I basically have one big gigantic table (about 1.000.000.000.000 records) in a database with these fields:
id, block_id, record
id is unique, block_id is not unique, it contains about 10k (max) records with the same block_id but with different records
To simplify my job that deals with the DB I have an API similar to this:
Engine e = new Engine(...);
// this method must be thread safe but with fine grained locked (block_id) to improve concurrency
e.add(block_id, "asdf"); // asdf up to 1 Kilobyte max
// this must concatenate all the already added records added block_id, and won't need to be bigger than 10Mb (worst case) average will be <5Mb
String s = e.getConcatenatedRecords(block_id);
If I map each block to a file(haven't done it yet), then each record will be a line in the file and I will still be able to use that API
But I want to know if I will have any peformance gain by using flat files compared to a well tunned postgresql database ? (at least for this specific scenario)
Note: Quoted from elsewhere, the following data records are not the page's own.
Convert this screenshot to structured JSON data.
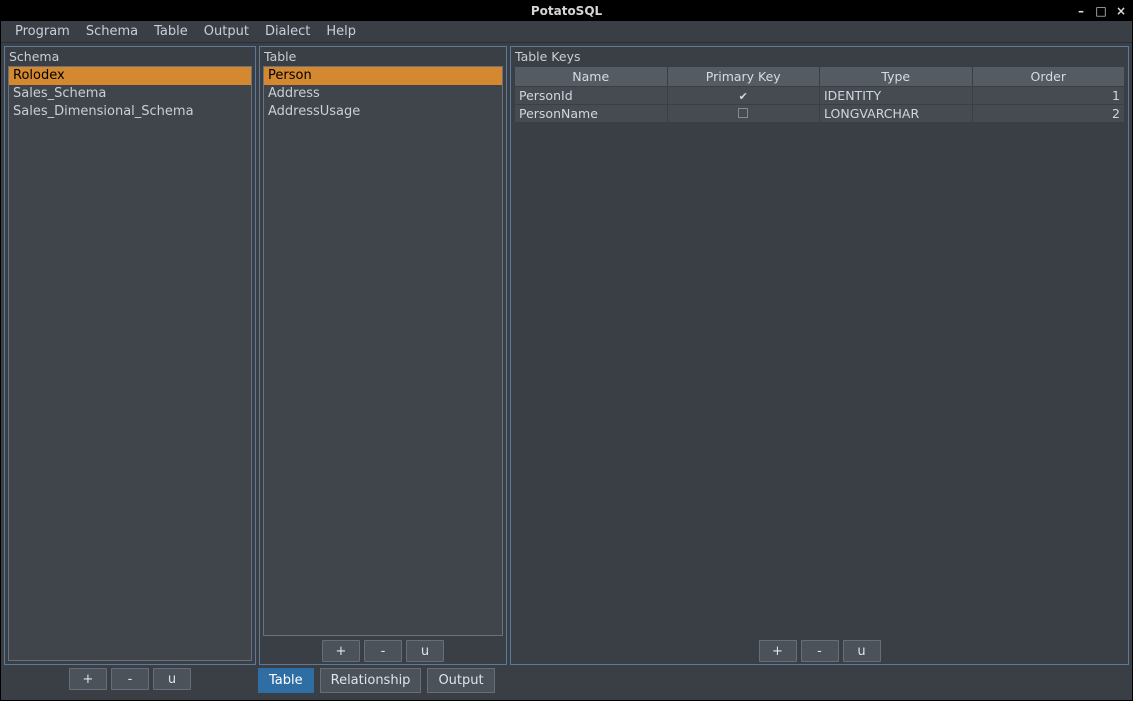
{
  "window": {
    "title": "PotatoSQL"
  },
  "menu": {
    "items": [
      {
        "label": "Program"
      },
      {
        "label": "Schema"
      },
      {
        "label": "Table"
      },
      {
        "label": "Output"
      },
      {
        "label": "Dialect"
      },
      {
        "label": "Help"
      }
    ]
  },
  "schema_panel": {
    "title": "Schema",
    "items": [
      {
        "label": "Rolodex",
        "selected": true
      },
      {
        "label": "Sales_Schema",
        "selected": false
      },
      {
        "label": "Sales_Dimensional_Schema",
        "selected": false
      }
    ],
    "buttons": {
      "add": "+",
      "remove": "-",
      "update": "u"
    }
  },
  "table_panel": {
    "title": "Table",
    "items": [
      {
        "label": "Person",
        "selected": true
      },
      {
        "label": "Address",
        "selected": false
      },
      {
        "label": "AddressUsage",
        "selected": false
      }
    ],
    "buttons": {
      "add": "+",
      "remove": "-",
      "update": "u"
    }
  },
  "keys_panel": {
    "title": "Table Keys",
    "columns": [
      {
        "label": "Name"
      },
      {
        "label": "Primary Key"
      },
      {
        "label": "Type"
      },
      {
        "label": "Order"
      }
    ],
    "rows": [
      {
        "name": "PersonId",
        "primary": true,
        "type": "IDENTITY",
        "order": "1"
      },
      {
        "name": "PersonName",
        "primary": false,
        "type": "LONGVARCHAR",
        "order": "2"
      }
    ],
    "buttons": {
      "add": "+",
      "remove": "-",
      "update": "u"
    }
  },
  "tabs": {
    "items": [
      {
        "label": "Table",
        "active": true
      },
      {
        "label": "Relationship",
        "active": false
      },
      {
        "label": "Output",
        "active": false
      }
    ]
  },
  "icons": {
    "minimize": "–",
    "maximize": "□",
    "close": "×",
    "check_on": "✔"
  }
}
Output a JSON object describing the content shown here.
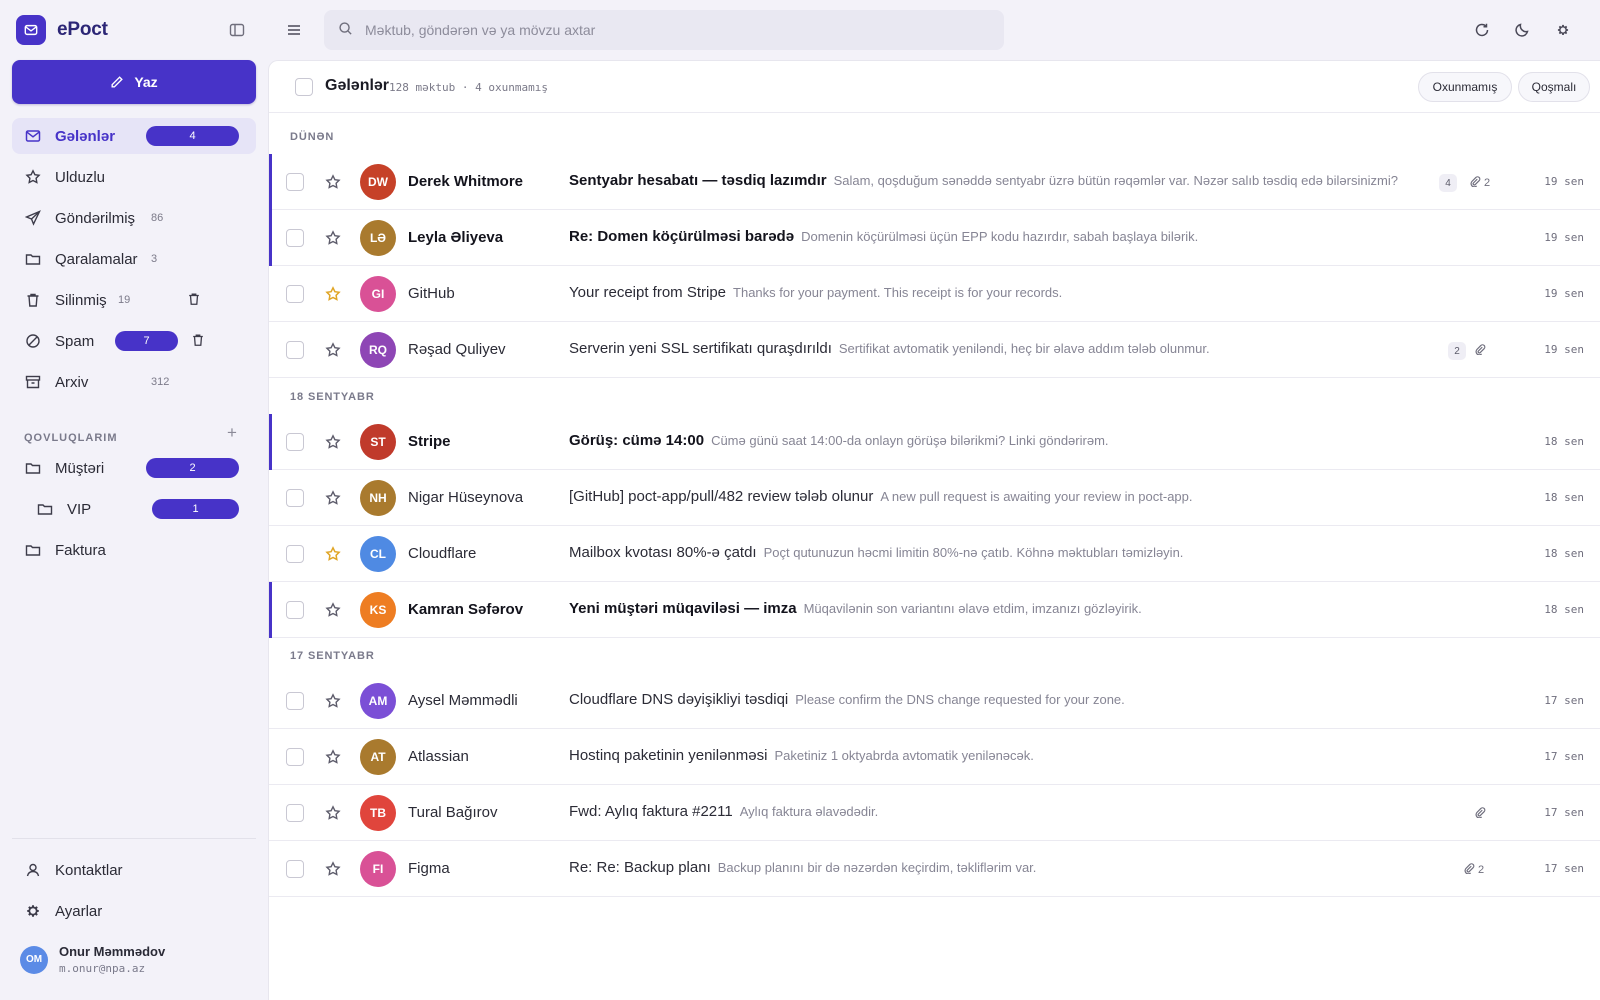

My biggest requirement though is that the getConcatenatedRecords method returns stupidly fast (not so with the add operation). I am considering caching and memory mapping also, I just don't want to complicate myself before asking if there is an already made solution for this kind of scenario ?
Best Answer
It seems like your "storage system" whatever that is has a very simple abstraction interface. It essentially boils down to "here's an id, gimme data".
So you can easily define this interface and build your entire app on top of it. Behind the scenes you can continue using PostgreSQL like you do today. And if you want to experiment with flat file storage, it should take you more than 1 or 2 days to implement something very simple that reads/writes files straight on disk (my recommendation is to have 1-3 tiers of directories based on first portion of the ID, so you don't have too many files in one flat directory).
If you do that you can compare the performance straight up and see if it's good enough for you.
However, as Euphoric pointed out, most NOSQL stores where introduced and became popular for the very purpose that you are trying to accomplish. I'm not going to recommend a specific store as that's something for you to decide but some advantages they provide are:
Another option to consider is that potentially your storage and your indexing does not have to be implemented in the same system. You could use a separate indexing product like Solr or Elasticsearch and store the actual data in a NoSQL DB (or a straight-up file system)